The first two lab sessions consisted of six days each, and ran over a period of six weeks. They involved 20 people in each lab from all ranks of the organisations, with alternating involvement of visitors of the gardens. The labs were facilitated by three people from Waag Society.
The aim of these sessions was to find new ways to connect the knowledge about plants and biodiversity to the needs of diverse audiences. Participants of the sessions explored which stories from the botanic gardens are important and relevant to the public, identified who their current visitors and new target audiences are, and designed new storytelling methods that can be used to reach these new audiences.
In addition the participants explored what technology might be interesting and what infrastructure (in terms of collaboration and technology, national and international) is future proof. The added value of media/ICT in the context of the gardens is to open up their processes: to linked open data initiatives, opening up their collections to others, but also incorporating crowd sourced materials (‘citizen science’); to creative re-use of materials (connecting to DIY and maker movements); to new locations and channels outside their own physical and geographical location.
The first session started with each garden sharing their findings and was followed by an activity in the garden with a set of ‘ambiguous prototypes’, designed to let them imagine what these objects could do in their garden. This is a free format, explorative activity, which gets the participants in a specific mindset and also helps them get to know each other better. Towards the end of the six weeks participants designed a number of specific interaction scenarios and prototypes, including a Physical Storytelling tool for grandparents and grandchildren, a Talking Tree and an Urban Gardeners programme, that will be developed further.

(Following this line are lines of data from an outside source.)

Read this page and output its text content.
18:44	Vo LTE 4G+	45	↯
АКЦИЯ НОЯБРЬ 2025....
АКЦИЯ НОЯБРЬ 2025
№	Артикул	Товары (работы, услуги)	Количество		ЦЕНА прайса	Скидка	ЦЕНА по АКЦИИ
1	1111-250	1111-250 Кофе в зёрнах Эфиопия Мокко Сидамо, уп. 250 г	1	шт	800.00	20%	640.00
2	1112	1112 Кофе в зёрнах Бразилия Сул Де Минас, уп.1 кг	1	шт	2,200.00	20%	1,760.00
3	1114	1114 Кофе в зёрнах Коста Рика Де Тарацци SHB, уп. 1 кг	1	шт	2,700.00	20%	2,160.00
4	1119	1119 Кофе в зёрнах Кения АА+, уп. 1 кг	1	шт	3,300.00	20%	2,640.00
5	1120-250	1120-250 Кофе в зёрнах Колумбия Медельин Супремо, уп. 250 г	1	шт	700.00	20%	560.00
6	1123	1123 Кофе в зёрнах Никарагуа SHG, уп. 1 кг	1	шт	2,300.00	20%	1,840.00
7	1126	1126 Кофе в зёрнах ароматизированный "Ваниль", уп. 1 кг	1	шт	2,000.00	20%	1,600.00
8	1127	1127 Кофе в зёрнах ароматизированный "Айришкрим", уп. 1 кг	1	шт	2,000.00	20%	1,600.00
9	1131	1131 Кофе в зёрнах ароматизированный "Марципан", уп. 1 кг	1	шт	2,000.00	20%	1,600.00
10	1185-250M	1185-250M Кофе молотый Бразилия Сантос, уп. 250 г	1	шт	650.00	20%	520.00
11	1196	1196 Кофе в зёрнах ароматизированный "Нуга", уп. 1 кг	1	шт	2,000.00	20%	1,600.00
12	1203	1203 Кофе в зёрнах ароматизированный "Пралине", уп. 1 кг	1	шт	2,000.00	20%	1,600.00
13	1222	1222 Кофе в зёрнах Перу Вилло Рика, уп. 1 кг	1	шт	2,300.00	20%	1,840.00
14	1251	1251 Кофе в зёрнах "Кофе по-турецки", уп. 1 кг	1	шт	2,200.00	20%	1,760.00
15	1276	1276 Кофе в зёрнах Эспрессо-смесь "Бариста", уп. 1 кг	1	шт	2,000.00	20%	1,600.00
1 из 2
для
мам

The third lab was aimed at convergence of ideas and was limited to two-days, involving the decision makers of the individual gardens to gain support for the ideas developed. From the 20 proposals that had been developed by the participants, the most viable were developed into scenarios by Waag Society and put forward to an ad hoc decision making body in the third Lab.

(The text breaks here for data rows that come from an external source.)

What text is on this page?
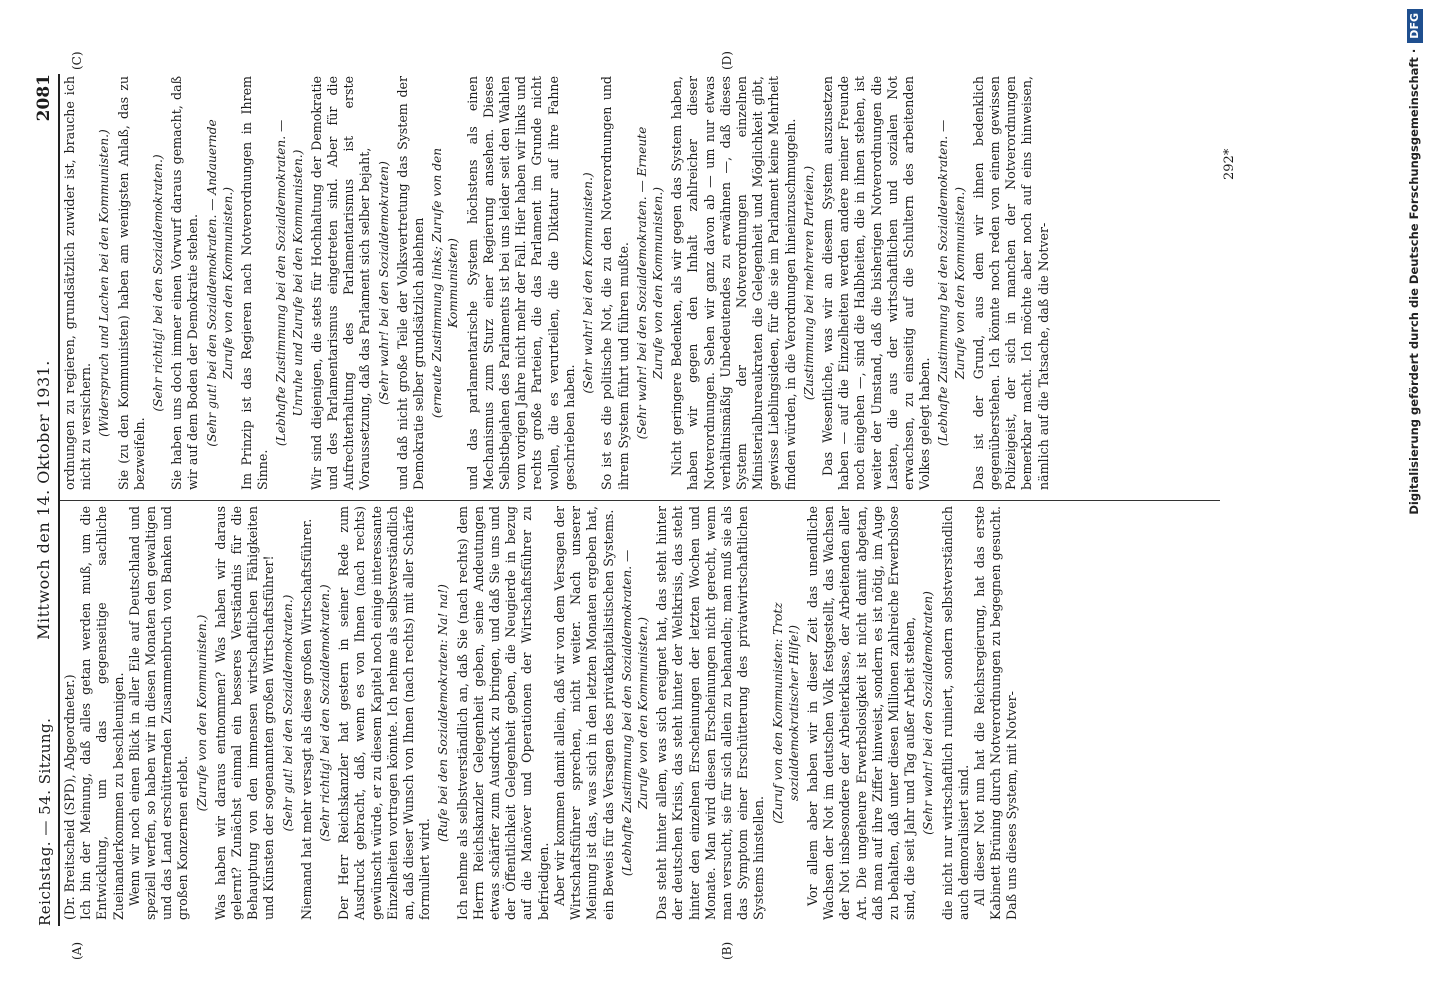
Reichstag. — 54. Sitzung.
Mittwoch den 14. Oktober 1931.
2081
(A)	(B)
(C)	(D)

(Dr. Breitscheid (SPD), Abgeordneter.) Ich bin der Meinung, daß alles getan werden muß, um die Entwicklung, um das gegenseitige sachliche Zueinanderkommen zu beschleunigen. Wenn wir noch einen Blick in aller Eile auf Deutschland und speziell werfen, so haben wir in diesen Monaten den gewaltigen und das Land erschütternden Zusammenbruch von Banken und großen Konzernen erlebt.

(Zurufe von den Kommunisten.) Was haben wir daraus entnommen? Was haben wir daraus gelernt? Zunächst einmal ein besseres Verständnis für die Behauptung von den immensen wirtschaftlichen Fähigkeiten und Künsten der sogenannten großen Wirtschaftsführer! (Sehr gut! bei den Sozialdemokraten.) Niemand hat mehr versagt als diese großen Wirtschaftsführer. (Sehr richtig! bei den Sozialdemokraten.) Der Herr Reichskanzler hat gestern in seiner Rede zum Ausdruck gebracht, daß, wenn es von Ihnen (nach rechts) gewünscht würde, er zu diesem Kapitel noch einige interessante Einzelheiten vortragen könnte. Ich nehme als selbstverständlich an, daß dieser Wunsch von Ihnen (nach rechts) mit aller Schärfe formuliert wird.

(Rufe bei den Sozialdemokraten: Na! na!) Ich nehme als selbstverständlich an, daß Sie (nach rechts) dem Herrn Reichskanzler Gelegenheit geben, seine Andeutungen etwas schärfer zum Ausdruck zu bringen, und daß Sie uns und der Öffentlichkeit Gelegenheit geben, die Neugierde in bezug auf die Manöver und Operationen der Wirtschaftsführer zu befriedigen. Aber wir kommen damit allein, daß wir von dem Versagen der Wirtschaftsführer sprechen, nicht weiter. Nach unserer Meinung ist das, was sich in den letzten Monaten ergeben hat, ein Beweis für das Versagen des privatkapitalistischen Systems. (Lebhafte Zustimmung bei den Sozialdemokraten. — Zurufe von den Kommunisten.) Das steht hinter allem, was sich ereignet hat, das steht hinter der deutschen Krisis, das steht hinter der Weltkrisis, das steht hinter den einzelnen Erscheinungen der letzten Wochen und Monate. Man wird diesen Erscheinungen nicht gerecht, wenn man versucht, sie für sich allein zu behandeln; man muß sie als das Symptom einer Erschütterung des privatwirtschaftlichen Systems hinstellen.

(Zuruf von den Kommunisten: Trotz sozialdemokratischer Hilfe!) Vor allem aber haben wir in dieser Zeit das unendliche Wachsen der Not im deutschen Volk festgestellt, das Wachsen der Not insbesondere der Arbeiterklasse, der Arbeitenden aller Art. Die ungeheure Erwerbslosigkeit ist nicht damit abgetan, daß man auf ihre Ziffer hinweist, sondern es ist nötig, im Auge zu behalten, daß unter diesen Millionen zahlreiche Erwerbslose sind, die seit Jahr und Tag außer Arbeit stehen, (Sehr wahr! bei den Sozialdemokraten) die nicht nur wirtschaftlich ruiniert, sondern selbstverständlich auch demoralisiert sind. All dieser Not nun hat die Reichsregierung, hat das erste Kabinett Brüning durch Notverordnungen zu begegnen gesucht. Daß uns dieses System, mit Notver-

ordnungen zu regieren, grundsätzlich zuwider ist, brauche ich nicht zu versichern. (Widerspruch und Lachen bei den Kommunisten.) Sie (zu den Kommunisten) haben am wenigsten Anlaß, das zu bezweifeln.

(Sehr richtig! bei den Sozialdemokraten.) Sie haben uns doch immer einen Vorwurf daraus gemacht, daß wir auf dem Boden der Demokratie stehen. (Sehr gut! bei den Sozialdemokraten. — Andauernde Zurufe von den Kommunisten.) Im Prinzip ist das Regieren nach Notverordnungen in Ihrem Sinne.

(Lebhafte Zustimmung bei den Sozialdemokraten. — Unruhe und Zurufe bei den Kommunisten.) Wir sind diejenigen, die stets für Hochhaltung der Demokratie und des Parlamentarismus eingetreten sind. Aber für die Aufrechterhaltung des Parlamentarismus ist erste Voraussetzung, daß das Parlament sich selber bejaht, (Sehr wahr! bei den Sozialdemokraten) und daß nicht große Teile der Volksvertretung das System der Demokratie selber grundsätzlich ablehnen (erneute Zustimmung links; Zurufe von den Kommunisten) und das parlamentarische System höchstens als einen Mechanismus zum Sturz einer Regierung ansehen. Dieses Selbstbejahen des Parlaments ist bei uns leider seit den Wahlen vom vorigen Jahre nicht mehr der Fall. Hier haben wir links und rechts große Parteien, die das Parlament im Grunde nicht wollen, die es verurteilen, die die Diktatur auf ihre Fahne geschrieben haben.

(Sehr wahr! bei den Kommunisten.) So ist es die politische Not, die zu den Notverordnungen und ihrem System führt und führen mußte. (Sehr wahr! bei den Sozialdemokraten. — Erneute Zurufe von den Kommunisten.) Nicht geringere Bedenken, als wir gegen das System haben, haben wir gegen den Inhalt zahlreicher dieser Notverordnungen. Sehen wir ganz davon ab — um nur etwas verhältnismäßig Unbedeutendes zu erwähnen —, daß dieses System der Notverordnungen einzelnen Ministerialbureaukraten die Gelegenheit und Möglichkeit gibt, gewisse Lieblingsideen, für die sie im Parlament keine Mehrheit finden würden, in die Verordnungen hineinzuschmuggeln. (Zustimmung bei mehreren Parteien.) Das Wesentliche, was wir an diesem System auszusetzen haben — auf die Einzelheiten werden andere meiner Freunde noch eingehen —, sind die Halbheiten, die in ihnen stehen, ist weiter der Umstand, daß die bisherigen Notverordnungen die Lasten, die aus der wirtschaftlichen und sozialen Not erwachsen, zu einseitig auf die Schultern des arbeitenden Volkes gelegt haben. (Lebhafte Zustimmung bei den Sozialdemokraten. — Zurufe von den Kommunisten.) Das ist der Grund, aus dem wir ihnen bedenklich gegenüberstehen. Ich könnte noch reden von einem gewissen Polizeigeist, der sich in manchen der Notverordnungen bemerkbar macht. Ich möchte aber noch auf eins hinweisen, nämlich auf die Tatsache, daß die Notver-

292*	Digitalisierung gefördert durch die Deutsche Forschungsgemeinschaft ·DFG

Concrete results that emerged from the co-creative process are:
- More and better targeted social media activities by the individual gardens
- Support for development of a joint public application within all gardens
- Collective support for uploading individual data collections to a shared database system
- Growing commitment to work together in public activities
Why it is a best practice:
Planting the future is an example of a project in which co-creation leads to a number of surprising side-effects in term of ownership, stronger links between the gardens, stronger personal links within each garden and a clear focus shift within the gardens from ‘broadcasting’ to ‘listening’ and ‘engaging’ (“from plant-focused to people-focused”).

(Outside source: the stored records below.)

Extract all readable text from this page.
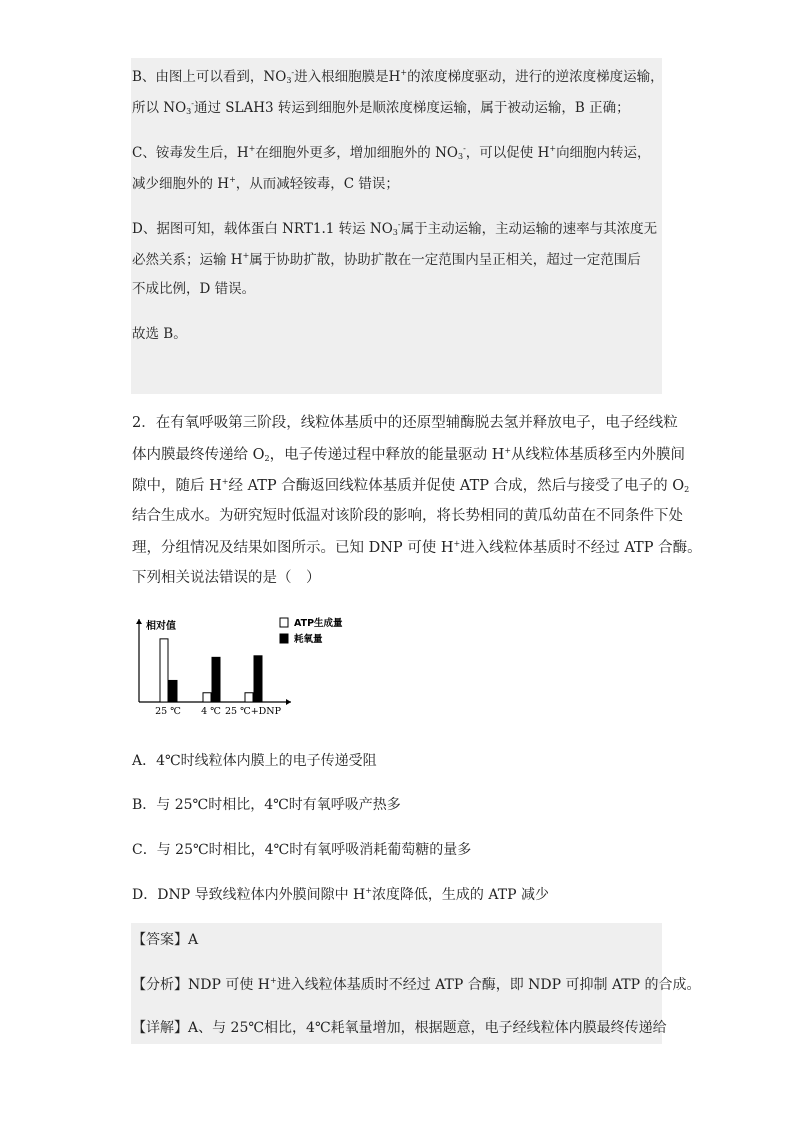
B、由图上可以看到，$NO_3^-$进入根细胞膜是H+的浓度梯度驱动，进行的逆浓度梯度运输，
所以 $NO_3^-$通过 SLAH3 转运到细胞外是顺浓度梯度运输，属于被动运输，B 正确；
C、铵毒发生后，H+在细胞外更多，增加细胞外的 $NO_3^-$，可以促使 H+向细胞内转运，
减少细胞外的 H+，从而减轻铵毒，C 错误；
D、据图可知，载体蛋白 NRT1.1 转运 $NO_3^-$属于主动运输，主动运输的速率与其浓度无
必然关系；运输 H+属于协助扩散，协助扩散在一定范围内呈正相关，超过一定范围后
不成比例，D 错误。
故选 B。
2．在有氧呼吸第三阶段，线粒体基质中的还原型辅酶脱去氢并释放电子，电子经线粒
体内膜最终传递给 $O_2$，电子传递过程中释放的能量驱动 H+从线粒体基质移至内外膜间
隙中，随后 H+经 ATP 合酶返回线粒体基质并促使 ATP 合成，然后与接受了电子的 $O_2$
结合生成水。为研究短时低温对该阶段的影响，将长势相同的黄瓜幼苗在不同条件下处
理，分组情况及结果如图所示。已知 DNP 可使 H+进入线粒体基质时不经过 ATP 合酶。
下列相关说法错误的是（　）
相对值
25 ℃ 4 ℃ 25 ℃+DNP
ATP生成量
耗氧量
A．4℃时线粒体内膜上的电子传递受阻
B．与 25℃时相比，4℃时有氧呼吸产热多
C．与 25℃时相比，4℃时有氧呼吸消耗葡萄糖的量多
D．DNP 导致线粒体内外膜间隙中 H+浓度降低，生成的 ATP 减少
【答案】A
【分析】NDP 可使 H+进入线粒体基质时不经过 ATP 合酶，即 NDP 可抑制 ATP 的合成。
【详解】A、与 25℃相比，4℃耗氧量增加，根据题意，电子经线粒体内膜最终传递给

Description of the cultural heritage institution:
The Dutch Association of Botanic Gardens (NVBT) is an umbrella organization that consists of 24 gardens across the Netherlands. Their mission is to contribute to the conservation of plant biodiversity in the context of a sustainable world. The gardens constitute important Dutch heritage sites, with a living collection. The central concept of the Botanical Garden - stemming from the encyclopaedic tradition of the Renaissance - that all knowledge is collectible, as well as the form of a beautiful and lush garden, often in the inner city, and the collections themselves - both ‘natural’ and cultured species – are a representation of historic and contemporary society. The gardens are very diverse, some are academic, some are connected to large park areas and some are connected to zoos.